THE VERDICT:
I keep writing about the adventures and misadventures of Sam Oxarart and I forget I’m writing about a time when this town was much smaller and everyone knew everyone else. For those who may not know, the Oxarart family was interesting.
They were Basques and part of the Bastanchury family, also Basque, by marriage. The original Bastanchury, a sheepherder, started a citrus ranch in the hills behind Fullerton, which finally became the largest citrus ranch in the country. The original Bastanchury married an Oxarart, and the two families lived in luxury on the Bastanchury ranch. Mrs. Oxarart once told me it was nothing out of the ordinary to have 30 people for dinner while they lived on the ranch.
But then came the Great Depression and the ranch went bust. The Oxararts moved to Balboa — Mr. and Mrs Oxarart and three sons, Charlie, Sam and Vic.
With the change in family fortunes, Mrs. Oxarart got a job with one of those government entities that sprung from the Depression. Unlike his wife, Mr. Oxarart stayed home and devoted himself to endless jigsaw puzzles. He had never worked and saw no reason to start even in the face of crisis, particularly since his wife had a job.
His life reminds me of what Lionel Barrymore said about his brother John, who was in San Francisco during the earthquake and worked in the Army during the cleanup.

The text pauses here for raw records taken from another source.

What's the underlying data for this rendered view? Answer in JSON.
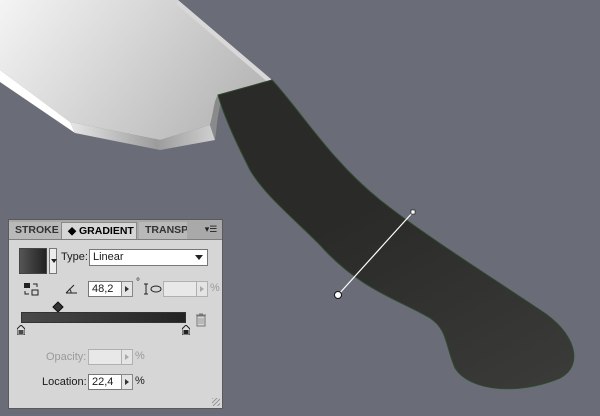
{
  "panel": {
    "tabs": [
      {
        "label": "STROKE"
      },
      {
        "label": "GRADIENT",
        "prefix": "◆"
      },
      {
        "label": "TRANSPA"
      }
    ],
    "menu_icon": "panel-menu-icon",
    "type_label": "Type:",
    "type_value": "Linear",
    "angle_value": "48,2",
    "degree_symbol": "°",
    "aspect_value": "",
    "aspect_unit": "%",
    "opacity_label": "Opacity:",
    "opacity_value": "",
    "opacity_unit": "%",
    "location_label": "Location:",
    "location_value": "22,4",
    "location_unit": "%"
  },
  "colors": {
    "canvas_bg": "#6a6d78",
    "handle": "#2c2d2b",
    "blade_light": "#f2f2f2",
    "blade_dark": "#a8a8a8",
    "handle_outline": "#3f5a3a"
  }
}
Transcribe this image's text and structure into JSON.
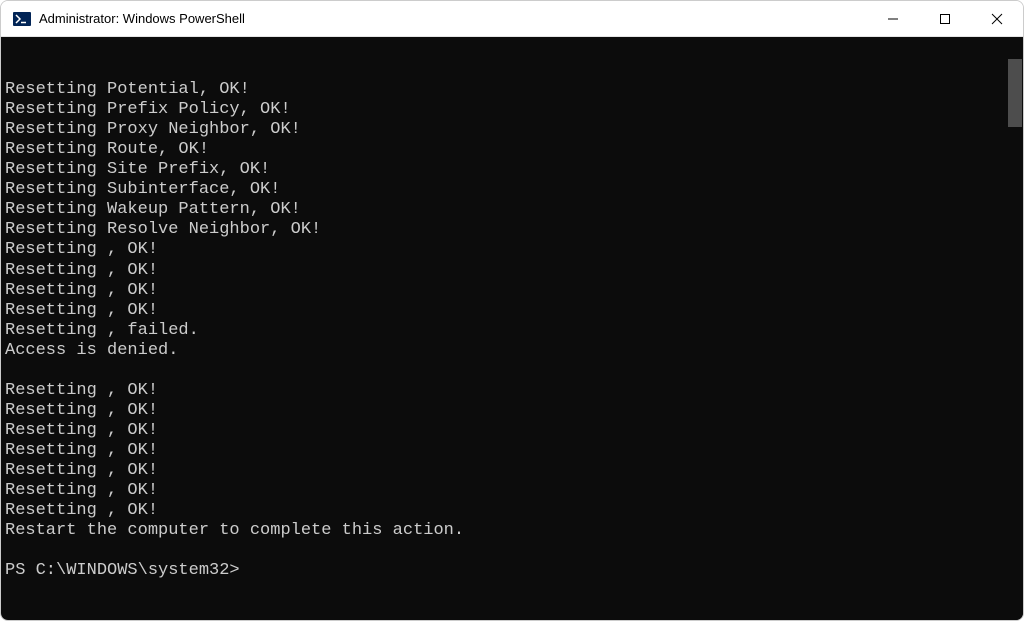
{
  "window": {
    "title": "Administrator: Windows PowerShell"
  },
  "terminal": {
    "lines": [
      "Resetting Potential, OK!",
      "Resetting Prefix Policy, OK!",
      "Resetting Proxy Neighbor, OK!",
      "Resetting Route, OK!",
      "Resetting Site Prefix, OK!",
      "Resetting Subinterface, OK!",
      "Resetting Wakeup Pattern, OK!",
      "Resetting Resolve Neighbor, OK!",
      "Resetting , OK!",
      "Resetting , OK!",
      "Resetting , OK!",
      "Resetting , OK!",
      "Resetting , failed.",
      "Access is denied.",
      "",
      "Resetting , OK!",
      "Resetting , OK!",
      "Resetting , OK!",
      "Resetting , OK!",
      "Resetting , OK!",
      "Resetting , OK!",
      "Resetting , OK!",
      "Restart the computer to complete this action.",
      ""
    ],
    "prompt": "PS C:\\WINDOWS\\system32>"
  }
}
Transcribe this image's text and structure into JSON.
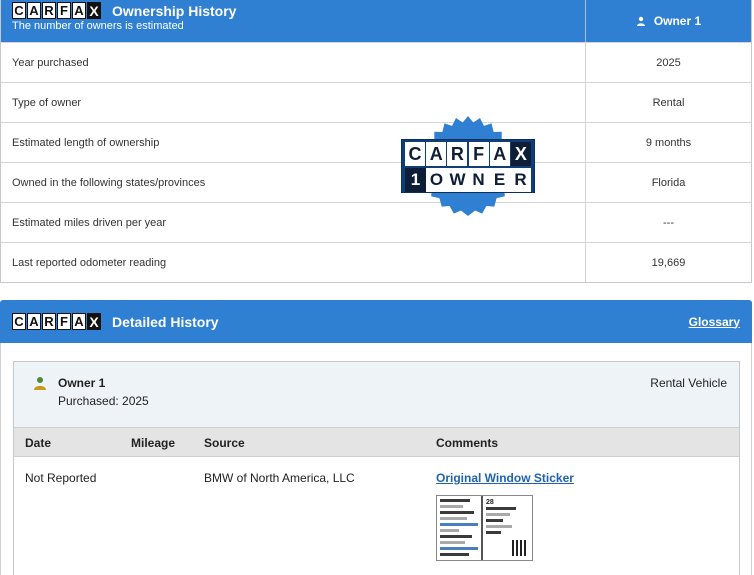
{
  "ownership": {
    "title": "Ownership History",
    "subtitle": "The number of owners is estimated",
    "owner_column": "Owner 1",
    "logo_letters": [
      "C",
      "A",
      "R",
      "F",
      "A",
      "X"
    ],
    "rows": [
      {
        "label": "Year purchased",
        "value": "2025"
      },
      {
        "label": "Type of owner",
        "value": "Rental"
      },
      {
        "label": "Estimated length of ownership",
        "value": "9 months"
      },
      {
        "label": "Owned in the following states/provinces",
        "value": "Florida"
      },
      {
        "label": "Estimated miles driven per year",
        "value": "---"
      },
      {
        "label": "Last reported odometer reading",
        "value": "19,669"
      }
    ]
  },
  "badge": {
    "row1": [
      "C",
      "A",
      "R",
      "F",
      "A",
      "X"
    ],
    "row2": [
      "1",
      "O",
      "W",
      "N",
      "E",
      "R"
    ],
    "color": "#2f7fd3"
  },
  "detailed": {
    "title": "Detailed History",
    "glossary_link": "Glossary",
    "owner_name": "Owner 1",
    "purchased": "Purchased: 2025",
    "owner_type": "Rental Vehicle",
    "columns": {
      "date": "Date",
      "mileage": "Mileage",
      "source": "Source",
      "comments": "Comments"
    },
    "record": {
      "date": "Not Reported",
      "mileage": "",
      "source": "BMW of North America, LLC",
      "comment_link": "Original Window Sticker",
      "thumb_price": "28"
    }
  },
  "colors": {
    "header_blue": "#2f7fd3",
    "link_blue": "#1f63b0",
    "badge_navy": "#0e3f7a"
  }
}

Lionel told it this way: “It took an earthquake to get my brother out of bed and the United States Army to get him to work.”
And so it was with Mr. Oxarart. It took a world war to put him to work. When World War II broke out, he reluctantly left his puzzles and went to work as a civilian at the El Toro Marine Corps base.

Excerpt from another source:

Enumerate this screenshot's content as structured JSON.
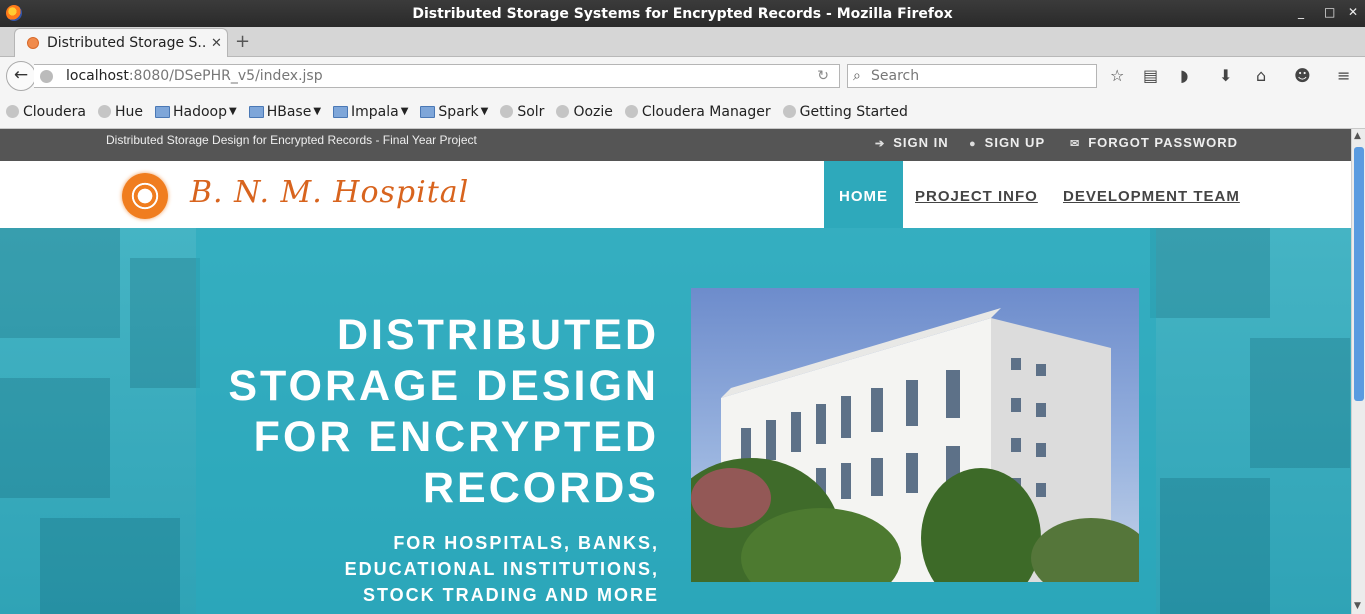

His attitude about work was shared by his son Charlie, whom I knew rather casually. We had played water polo against each other in high school, and for some reason I never fully understood, Charlie moved in with me one summer.

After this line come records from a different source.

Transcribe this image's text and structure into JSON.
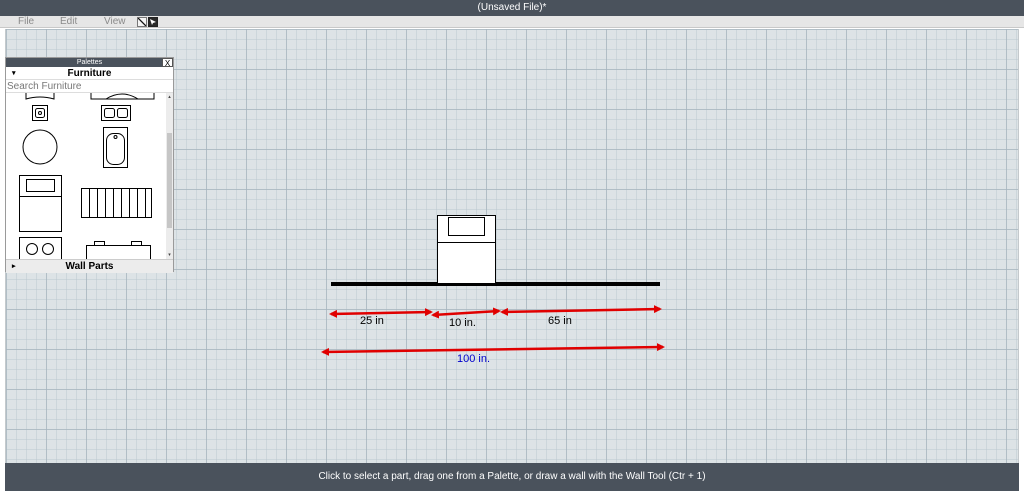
{
  "window": {
    "title": "(Unsaved File)*"
  },
  "menu": {
    "items": [
      "File",
      "Edit",
      "View"
    ]
  },
  "tools": [
    {
      "icon": "wall-tool-icon",
      "tooltip_shortcut": "Ctr + 1"
    },
    {
      "icon": "select-tool-icon"
    }
  ],
  "palette": {
    "title": "Palettes",
    "close_label": "X",
    "section_furniture": {
      "label": "Furniture",
      "toggle": "▾",
      "search_placeholder": "Search Furniture",
      "items": [
        "sink-icon",
        "double-sink-icon",
        "round-table-icon",
        "bathtub-icon",
        "bed-icon",
        "sofa-icon",
        "stove-icon",
        "dining-table-icon"
      ]
    },
    "section_wallparts": {
      "label": "Wall Parts",
      "toggle": "▸"
    },
    "scroll_up": "▴",
    "scroll_down": "▾"
  },
  "drawing": {
    "furniture_item": "stove",
    "dimensions": [
      {
        "label": "25 in"
      },
      {
        "label": "10 in."
      },
      {
        "label": "65 in"
      },
      {
        "label": "100 in.",
        "color": "#0000cc"
      }
    ],
    "arrow_color": "#e00000",
    "wall_color": "#000000"
  },
  "status": {
    "text": "Click to select a part, drag one from a Palette, or draw a wall with the Wall Tool (Ctr + 1)"
  },
  "colors": {
    "chrome": "#4a525c",
    "canvas": "#dde3e6",
    "menubar": "#e6e6e6"
  }
}
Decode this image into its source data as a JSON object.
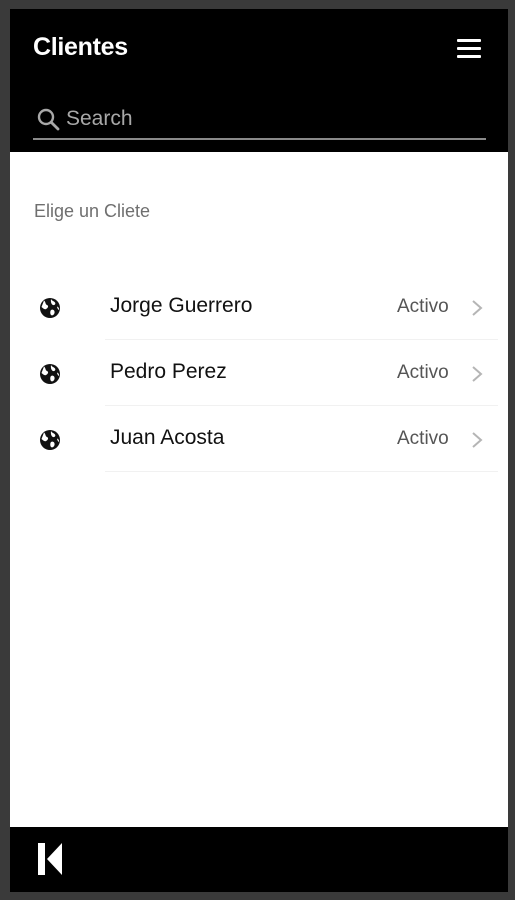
{
  "header": {
    "title": "Clientes",
    "menu_icon": "hamburger-menu-icon"
  },
  "search": {
    "placeholder": "Search",
    "value": "",
    "icon": "search-icon"
  },
  "prompt": "Elige un Cliete",
  "clients": [
    {
      "name": "Jorge Guerrero",
      "status": "Activo",
      "icon": "globe-icon"
    },
    {
      "name": "Pedro Perez",
      "status": "Activo",
      "icon": "globe-icon"
    },
    {
      "name": "Juan Acosta",
      "status": "Activo",
      "icon": "globe-icon"
    }
  ],
  "footer": {
    "logo": "k-logo-icon"
  },
  "colors": {
    "header_bg": "#000000",
    "footer_bg": "#000000",
    "frame_bg": "#3a3a3a",
    "content_bg": "#ffffff"
  }
}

I was living in a room in the Balboa Apartments at the corner of Main Street and the bayfront, working seven 10-hour days a week to make enough money to carry me through college for the next year.
I have no recollection of inviting Charlie to live with me, but there he was, even though I couldn’t really afford a guest.
When the summer was over, and I went back to USC, Charlie moved in with a Santa Ana dentist and his two attractive daughters. The next summer, he couldn’t move in with me because I was living with Hersh Teeter, the lifeguard captain, and a couple of other guys, and there wasn’t any room. So Charlie moved in with a family that ran the lumberyard. And had two attractive daughters.
Looking back, I can’t remember him ever having a job during those years. Like his Dad, it also took World War II for him to get a job. He latched on with Douglas, a job he held until his death many years later.
Back when I knew the Oxararts, Vic, the youngest of the sons, was just a kid. So it fell on Sam to be the only man in his family who always had a job.
He worked in a laundry, then with the labor gang putting the sea wall around Balboa Island, and also as a bartender at Gus Tamplis’ bar in Balboa. During the war, he also went to work at Douglas. After the war, he worked for Alex Oser, the wealthy junkman who lived on Lido Isle.
Sam finally branched out on his own in the airplane parts business and did quite well. He was a responsible, hard-working man. But somehow, he seemed to constantly be in the wrong place at the wrong time — hence the many Sam Oxarart stories.
Oh, yes. After I became a Superior Court judge, I was able to get Mr. Oxarart the perfect job. He was appointed the official Basque court interpreter. He was qualified, since he spoke Basque fluently, and it met his personal attitude toward gainful employment — There was not a single case during his tenure in which a Basque interpreter was required.